Benign code often hides dangerous vulnerabilities even after patching, study shows.

Deep Dive

A new study from researchers Mohammad Farhad and Shuvalaxmi Dass, published on arXiv (2604.21051), tackles an overlooked problem in software security: residual risk in supposedly patched code. Using the PrimeVul benchmark dataset, they propose Residual Risk Scoring (RRS), a unified framework that combines embedding-based semantic similarity from multiple code language models (Code LMs) with Tree-sitter-based abstract syntax tree (AST) analysis for structural similarity. Their analysis reveals that benign functions often remain highly similar to their vulnerable counterparts, indicating that patches may not fully eliminate risk.
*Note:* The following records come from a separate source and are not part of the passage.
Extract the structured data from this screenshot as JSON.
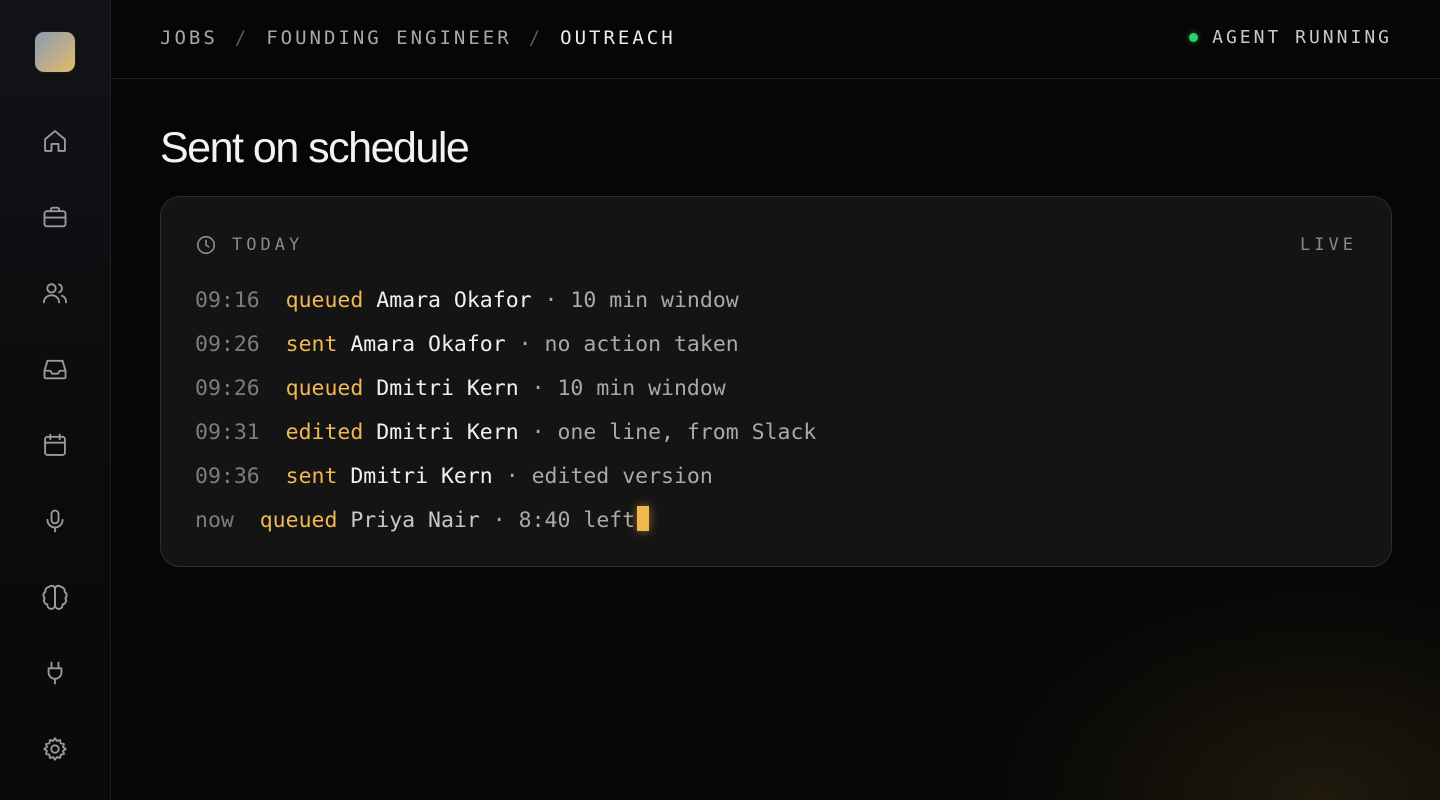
{
  "sidebar": {
    "icons": [
      "home-icon",
      "briefcase-icon",
      "users-icon",
      "inbox-icon",
      "calendar-icon",
      "microphone-icon",
      "brain-icon",
      "plug-icon",
      "gear-icon"
    ]
  },
  "header": {
    "breadcrumb": [
      "JOBS",
      "FOUNDING ENGINEER",
      "OUTREACH"
    ],
    "separator": "/",
    "status": "AGENT RUNNING",
    "status_color": "#2fcf6b"
  },
  "page": {
    "title": "Sent on schedule"
  },
  "card": {
    "label": "TODAY",
    "badge": "LIVE",
    "rows": [
      {
        "time": "09:16",
        "event": "queued",
        "name": "Amara Okafor",
        "detail": "· 10 min window"
      },
      {
        "time": "09:26",
        "event": "sent",
        "name": "Amara Okafor",
        "detail": "· no action taken"
      },
      {
        "time": "09:26",
        "event": "queued",
        "name": "Dmitri Kern",
        "detail": "· 10 min window"
      },
      {
        "time": "09:31",
        "event": "edited",
        "name": "Dmitri Kern",
        "detail": "· one line, from Slack"
      },
      {
        "time": "09:36",
        "event": "sent",
        "name": "Dmitri Kern",
        "detail": "· edited version"
      },
      {
        "time": "now",
        "event": "queued",
        "name": "Priya Nair",
        "detail": "· 8:40 left"
      }
    ]
  },
  "colors": {
    "accent": "#f0b84e",
    "background": "#060606",
    "card": "#141414"
  }
}
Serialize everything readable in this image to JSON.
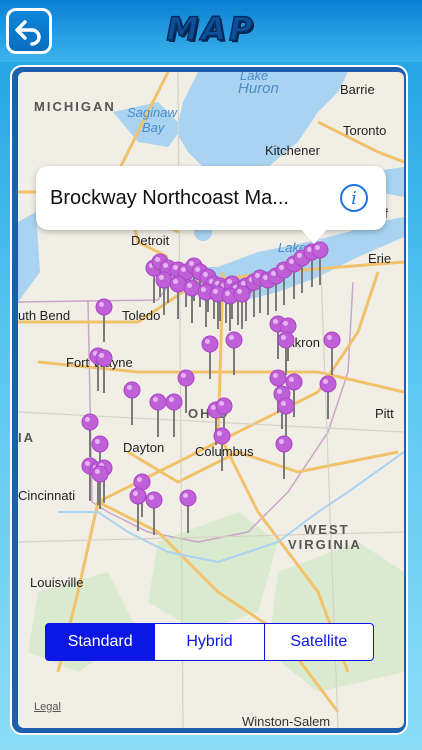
{
  "header": {
    "title": "MAP",
    "back_icon": "back-arrow-icon"
  },
  "map": {
    "states": [
      "MICHIGAN",
      "OHIO",
      "WEST",
      "VIRGINIA",
      "IA"
    ],
    "water": [
      "Lake",
      "Huron",
      "Saginaw",
      "Bay",
      "Lake"
    ],
    "cities": [
      "Barrie",
      "Toronto",
      "Kitchener",
      "Detroit",
      "Erie",
      "uth Bend",
      "Toledo",
      "Fort Wayne",
      "Akron",
      "Pitt",
      "Dayton",
      "Columbus",
      "Cincinnati",
      "Louisville",
      "uf"
    ],
    "legal": "Legal",
    "bottom_city": "Winston-Salem"
  },
  "callout": {
    "title": "Brockway Northcoast Ma...",
    "info_icon": "info-icon"
  },
  "map_type": {
    "options": [
      "Standard",
      "Hybrid",
      "Satellite"
    ],
    "selected": "Standard"
  },
  "colors": {
    "accent": "#0c17e6",
    "pin": "#c060d8",
    "water": "#a9d3f0",
    "header": "#1a9fe0"
  }
}
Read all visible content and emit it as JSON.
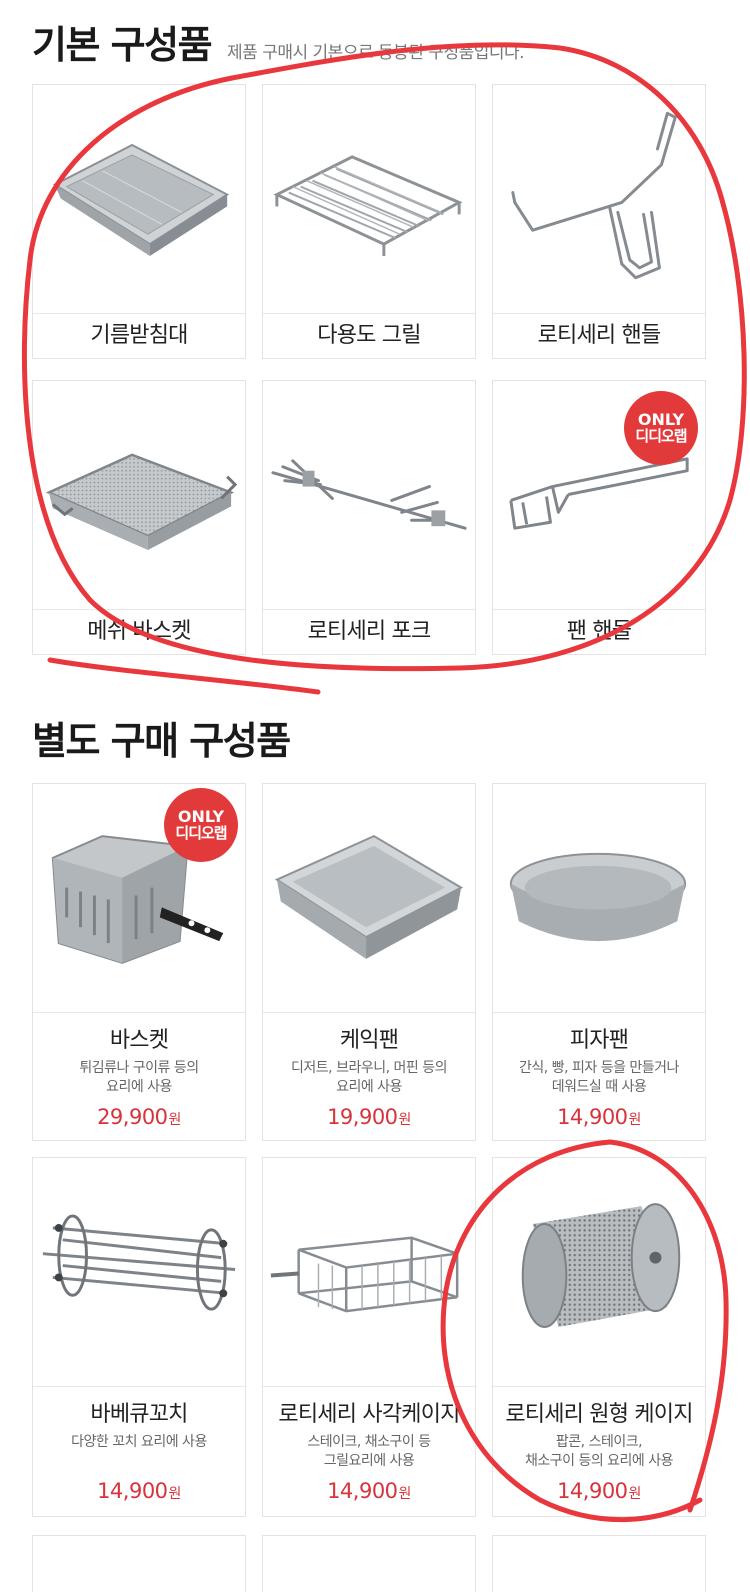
{
  "basic_section": {
    "title": "기본 구성품",
    "subtitle": "제품 구매시 기본으로 동봉된 구성품입니다.",
    "items": [
      {
        "label": "기름받침대",
        "icon": "drip-tray-icon"
      },
      {
        "label": "다용도 그릴",
        "icon": "wire-grill-icon"
      },
      {
        "label": "로티세리 핸들",
        "icon": "rotisserie-handle-icon"
      },
      {
        "label": "메쉬 바스켓",
        "icon": "mesh-basket-icon"
      },
      {
        "label": "로티세리 포크",
        "icon": "rotisserie-fork-icon"
      },
      {
        "label": "팬 핸들",
        "icon": "pan-handle-icon",
        "badge": {
          "line1": "ONLY",
          "line2": "디디오랩"
        }
      }
    ]
  },
  "option_section": {
    "title": "별도 구매 구성품",
    "items": [
      {
        "label": "바스켓",
        "desc1": "튀김류나 구이류 등의",
        "desc2": "요리에 사용",
        "price": "29,900",
        "unit": "원",
        "icon": "fry-basket-icon",
        "badge": {
          "line1": "ONLY",
          "line2": "디디오랩"
        }
      },
      {
        "label": "케익팬",
        "desc1": "디저트, 브라우니, 머핀 등의",
        "desc2": "요리에 사용",
        "price": "19,900",
        "unit": "원",
        "icon": "cake-pan-icon"
      },
      {
        "label": "피자팬",
        "desc1": "간식, 빵, 피자 등을 만들거나",
        "desc2": "데워드실 때 사용",
        "price": "14,900",
        "unit": "원",
        "icon": "pizza-pan-icon"
      },
      {
        "label": "바베큐꼬치",
        "desc1": "다양한 꼬치 요리에 사용",
        "desc2": "",
        "price": "14,900",
        "unit": "원",
        "icon": "skewer-rack-icon"
      },
      {
        "label": "로티세리 사각케이지",
        "desc1": "스테이크, 채소구이 등",
        "desc2": "그릴요리에 사용",
        "price": "14,900",
        "unit": "원",
        "icon": "square-cage-icon"
      },
      {
        "label": "로티세리 원형 케이지",
        "desc1": "팝콘, 스테이크,",
        "desc2": "채소구이 등의 요리에 사용",
        "price": "14,900",
        "unit": "원",
        "icon": "round-cage-icon"
      }
    ]
  },
  "colors": {
    "accent_red": "#d8333b",
    "badge_red": "#e23a3a",
    "scribble_red": "#e8383d"
  }
}
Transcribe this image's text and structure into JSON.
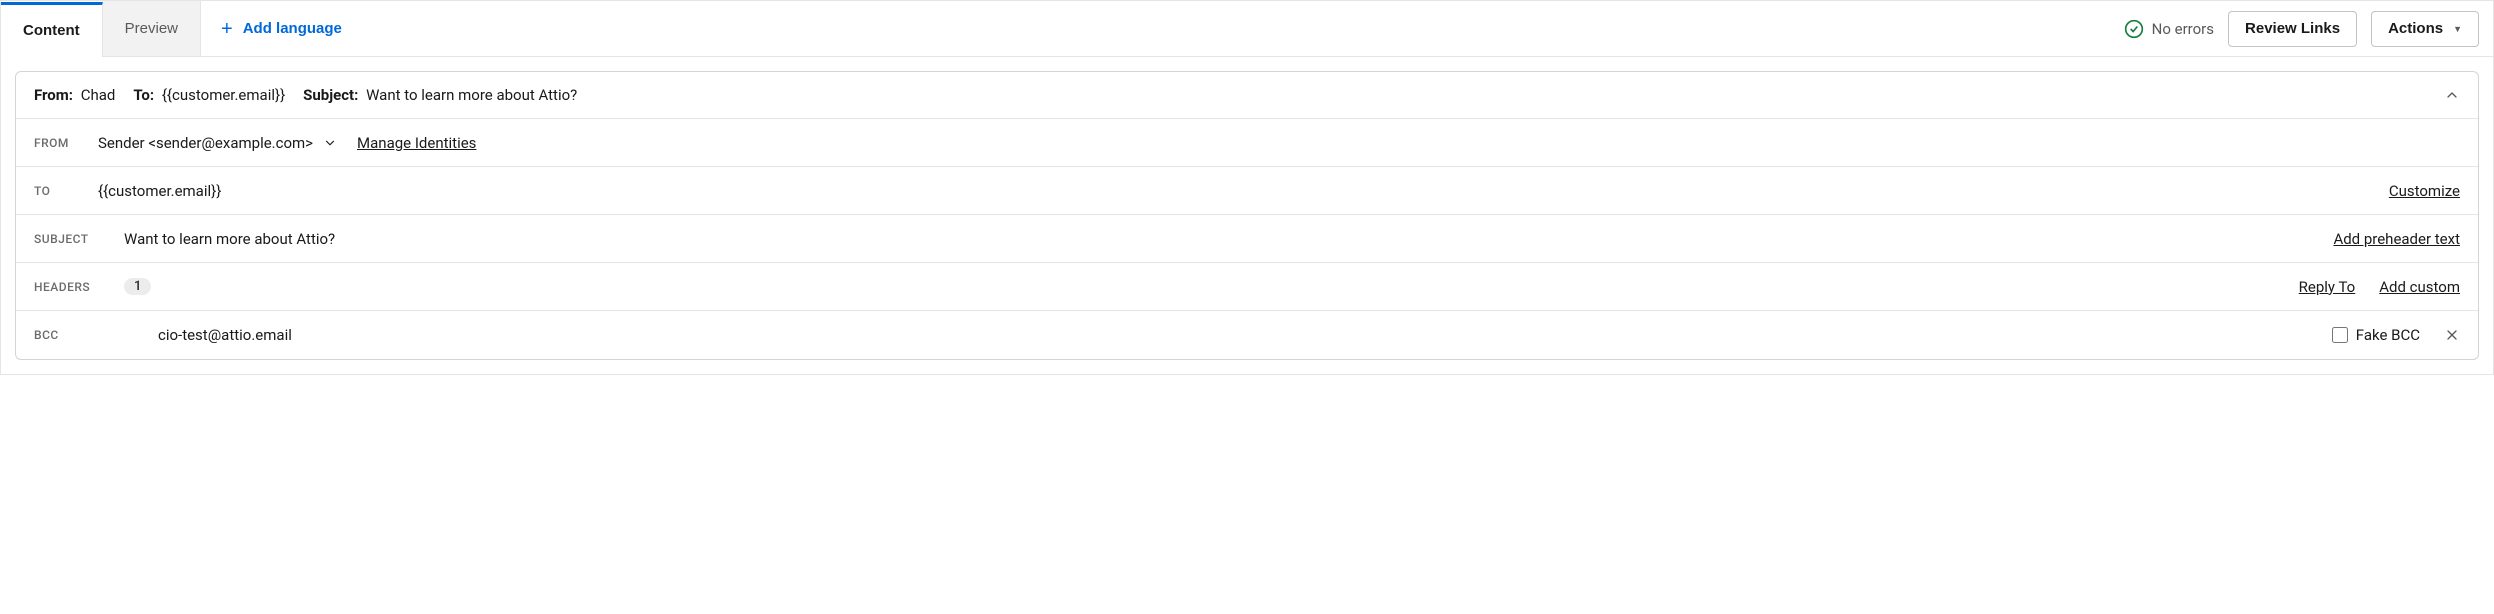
{
  "tabs": {
    "content": "Content",
    "preview": "Preview",
    "add_language": "Add language"
  },
  "topbar": {
    "status": "No errors",
    "review_links": "Review Links",
    "actions": "Actions"
  },
  "summary": {
    "from_label": "From:",
    "from_value": "Chad",
    "to_label": "To:",
    "to_value": "{{customer.email}}",
    "subject_label": "Subject:",
    "subject_value": "Want to learn more about Attio?"
  },
  "fields": {
    "from": {
      "label": "FROM",
      "value": "Sender <sender@example.com>",
      "manage": "Manage Identities"
    },
    "to": {
      "label": "TO",
      "value": "{{customer.email}}",
      "customize": "Customize"
    },
    "subject": {
      "label": "SUBJECT",
      "value": "Want to learn more about Attio?",
      "preheader": "Add preheader text"
    },
    "headers": {
      "label": "HEADERS",
      "count": "1",
      "reply_to": "Reply To",
      "add_custom": "Add custom"
    },
    "bcc": {
      "label": "BCC",
      "value": "cio-test@attio.email",
      "fake_bcc": "Fake BCC"
    }
  }
}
Specifically, 61% of high-RRS code pairs exhibited 13 distinct categories of residual issues, including null pointer dereferences and unsafe memory allocation, as validated by state-of-the-art static analysis tools like Cppcheck, Clang-Tidy, and Facebook-Infer. The authors argue that code-level similarity provides a practical signal for prioritizing post-patch inspection, enabling more reliable and scalable security assessment in real-world open-source software pipelines. This work highlights the gap between vulnerability detection and true risk elimination.

Key Points
  • 61% of high-RRS code pairs have 13 residual issue types, including null pointer dereferences and unsafe memory allocation.
  • RRS uses Code LMs for semantic similarity and Tree-sitter AST for structural similarity to score residual risk.
  • Validated with Cppcheck, Clang-Tidy, and Facebook-Infer static analysis tools on PrimeVul dataset.

Why It Matters

Patching code isn't enough—this framework helps teams prioritize inspection for hidden vulnerabilities in production systems.